Walking in, Guajiros has a unique vibe that is unlike any restaurant I’ve visited. With images of Frida Kahlo and Puerto Rico’s town of Old San Juan lining the interior walls, the connection to a mixture of Latinx identity is palpable. Guajiros is clearly beloved by many, as it has been jam-packed with people every time I’ve passed by — be sure to put your name and party size in with the host as early as you can and anticipate some wait time. 

According to their website, Guajiros Miami Eatery takes inspiration from Miami and South Florida food culture with Cuban, Central and South American influences — music to my ears. Latinx-inspired cuisine is my favorite food genre and I love embracing different aspects of my identity through food. With many of my Cuban relatives living in Florida, this type of cuisine speaks to the experiences of my own family which I am always excited to explore.
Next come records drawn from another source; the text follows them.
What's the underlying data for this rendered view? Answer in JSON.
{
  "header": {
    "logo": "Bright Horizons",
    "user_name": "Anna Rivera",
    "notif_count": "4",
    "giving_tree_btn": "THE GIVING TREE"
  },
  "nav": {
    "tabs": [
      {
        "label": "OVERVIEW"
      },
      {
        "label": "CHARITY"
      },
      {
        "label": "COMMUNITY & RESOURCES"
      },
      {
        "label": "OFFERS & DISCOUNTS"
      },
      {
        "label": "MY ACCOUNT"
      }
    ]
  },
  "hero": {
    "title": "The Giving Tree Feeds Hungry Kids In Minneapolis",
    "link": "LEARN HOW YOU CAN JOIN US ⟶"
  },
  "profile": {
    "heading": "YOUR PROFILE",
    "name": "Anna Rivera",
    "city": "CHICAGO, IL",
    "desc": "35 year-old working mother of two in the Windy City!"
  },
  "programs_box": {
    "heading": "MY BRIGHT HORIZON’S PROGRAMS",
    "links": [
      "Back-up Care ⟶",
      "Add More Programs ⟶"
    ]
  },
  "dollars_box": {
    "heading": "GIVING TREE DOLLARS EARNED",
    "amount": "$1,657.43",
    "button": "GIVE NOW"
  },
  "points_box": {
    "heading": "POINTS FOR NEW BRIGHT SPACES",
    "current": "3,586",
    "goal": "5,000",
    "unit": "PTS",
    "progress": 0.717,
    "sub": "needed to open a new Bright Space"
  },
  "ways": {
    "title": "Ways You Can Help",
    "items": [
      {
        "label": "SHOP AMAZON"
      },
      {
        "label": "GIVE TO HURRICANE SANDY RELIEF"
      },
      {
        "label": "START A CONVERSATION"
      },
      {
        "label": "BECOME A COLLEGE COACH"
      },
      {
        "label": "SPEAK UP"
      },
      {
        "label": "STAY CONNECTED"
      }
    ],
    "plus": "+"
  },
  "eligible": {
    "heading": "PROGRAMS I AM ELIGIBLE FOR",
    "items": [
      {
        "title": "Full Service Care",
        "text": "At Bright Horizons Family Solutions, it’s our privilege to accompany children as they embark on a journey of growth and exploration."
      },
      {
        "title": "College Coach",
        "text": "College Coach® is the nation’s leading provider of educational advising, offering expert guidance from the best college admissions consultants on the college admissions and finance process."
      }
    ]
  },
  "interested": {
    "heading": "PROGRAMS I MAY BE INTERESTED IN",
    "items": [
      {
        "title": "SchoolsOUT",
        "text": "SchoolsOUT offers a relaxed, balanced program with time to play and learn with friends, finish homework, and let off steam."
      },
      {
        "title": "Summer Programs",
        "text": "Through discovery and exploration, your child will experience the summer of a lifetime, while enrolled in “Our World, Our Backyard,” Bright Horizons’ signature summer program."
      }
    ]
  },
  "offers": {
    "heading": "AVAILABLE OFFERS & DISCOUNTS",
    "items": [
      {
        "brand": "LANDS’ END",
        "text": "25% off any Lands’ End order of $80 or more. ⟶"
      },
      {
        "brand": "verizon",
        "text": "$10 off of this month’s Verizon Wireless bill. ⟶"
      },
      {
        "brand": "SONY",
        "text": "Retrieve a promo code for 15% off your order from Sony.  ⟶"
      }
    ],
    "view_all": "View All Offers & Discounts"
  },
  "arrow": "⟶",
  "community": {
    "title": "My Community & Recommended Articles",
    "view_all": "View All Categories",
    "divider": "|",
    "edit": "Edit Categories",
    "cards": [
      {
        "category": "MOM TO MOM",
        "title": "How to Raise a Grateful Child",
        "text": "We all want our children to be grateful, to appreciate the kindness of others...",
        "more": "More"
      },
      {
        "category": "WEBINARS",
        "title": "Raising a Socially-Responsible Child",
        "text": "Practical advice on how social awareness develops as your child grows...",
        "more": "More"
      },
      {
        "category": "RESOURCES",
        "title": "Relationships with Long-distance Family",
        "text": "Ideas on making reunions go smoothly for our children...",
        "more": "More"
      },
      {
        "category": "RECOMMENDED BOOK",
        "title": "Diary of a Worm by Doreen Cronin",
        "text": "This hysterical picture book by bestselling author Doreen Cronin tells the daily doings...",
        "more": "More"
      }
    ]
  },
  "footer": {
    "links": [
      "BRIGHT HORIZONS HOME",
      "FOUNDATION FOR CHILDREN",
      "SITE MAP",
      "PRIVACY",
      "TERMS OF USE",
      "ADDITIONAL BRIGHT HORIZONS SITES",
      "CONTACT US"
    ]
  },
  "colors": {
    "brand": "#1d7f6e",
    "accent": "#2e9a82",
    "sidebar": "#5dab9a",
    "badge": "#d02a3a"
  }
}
First I ordered a cafecito — a shot of Cuban coffee priced at $2.50 each. According to their menu, all of the coffee Guajiros offers are “espresso based, cuban style coffee with caramelized sugar.” The cafecito comes in a miniature coffee mug and is stronger and more bitter than I expected. My boyfriend ordered an iced cafe con leche which is much sweeter. The cafe con leche is a softer cafecito combined with steamed milk that allows the sweetness from the caramelized sugar to shine. 

I ordered every dish at once, so our food took a while to come out to the table. As appetizers we ordered the yucca frita and queso frito which were both under $10. The yuca frita are yucca wedges lightly fried and drizzled in their house seasoning and pink sauce with parsley to garnish. With a crisp exterior and smooth, evenly cooked interior, the yucca frita perfectly balanced starch with sauce.

The queso frito are fried cubes of white cheese that tastes like a salty mozzarella. I first tried queso frito in Puerto Rico with my family last winter, and the Guajiros version tastes exactly the same. The queso frito comes with a dipping sauce that is moderately spicy with a hint of honey. While the fries were a bit cold, the yucca was by far my favorite. Both appetizers came in a decent portion size perfect for a table of two. 

I ordered the pan con lechon as my entree — a pulled pork sandwich with onions and a garlicky aioli served with house-made plantain chips. Served on a small aluminum baking sheet with golden toasted sides, this sandwich had a humble and rustic presentation that resembled the laid-back vibes of the restaurant. The pulled pork is tender and seasoned beautifully — it tasted just like the pulled pork I remember from family trips to Florida in the summers of my childhood. Priced at $11.95, this sandwich is a great choice if you’re looking to get the most bang for your buck as it was filling and tasted great reheated as leftovers. 

For dessert, we ordered two pastelitos — one with only guava and the other a combination of guava and cream cheese, both encased in a glistening flaky puff pastry and priced individually at $2.50. I grew up baking and eating pastelitos with my mom, and I even baked them in March with my cooking class at the International Center. While this dish reminds me of home, I much prefer the beignets. Priced at $6 for three, the beignets are light, airy ovals of fried dough drizzled in guava and condensed milk with an even dusting of powdered sugar. They are as delicious as they sound. While I am most familiar with the pastelitos, I’ll be ordering only beignets from now on. 

Guajiros was quite the positive experience, and I will absolutely be back. While I had preferences for certain menu items, everything I tasted was delicious and their wide menu selection makes Guajiros a great place to bring family and friends.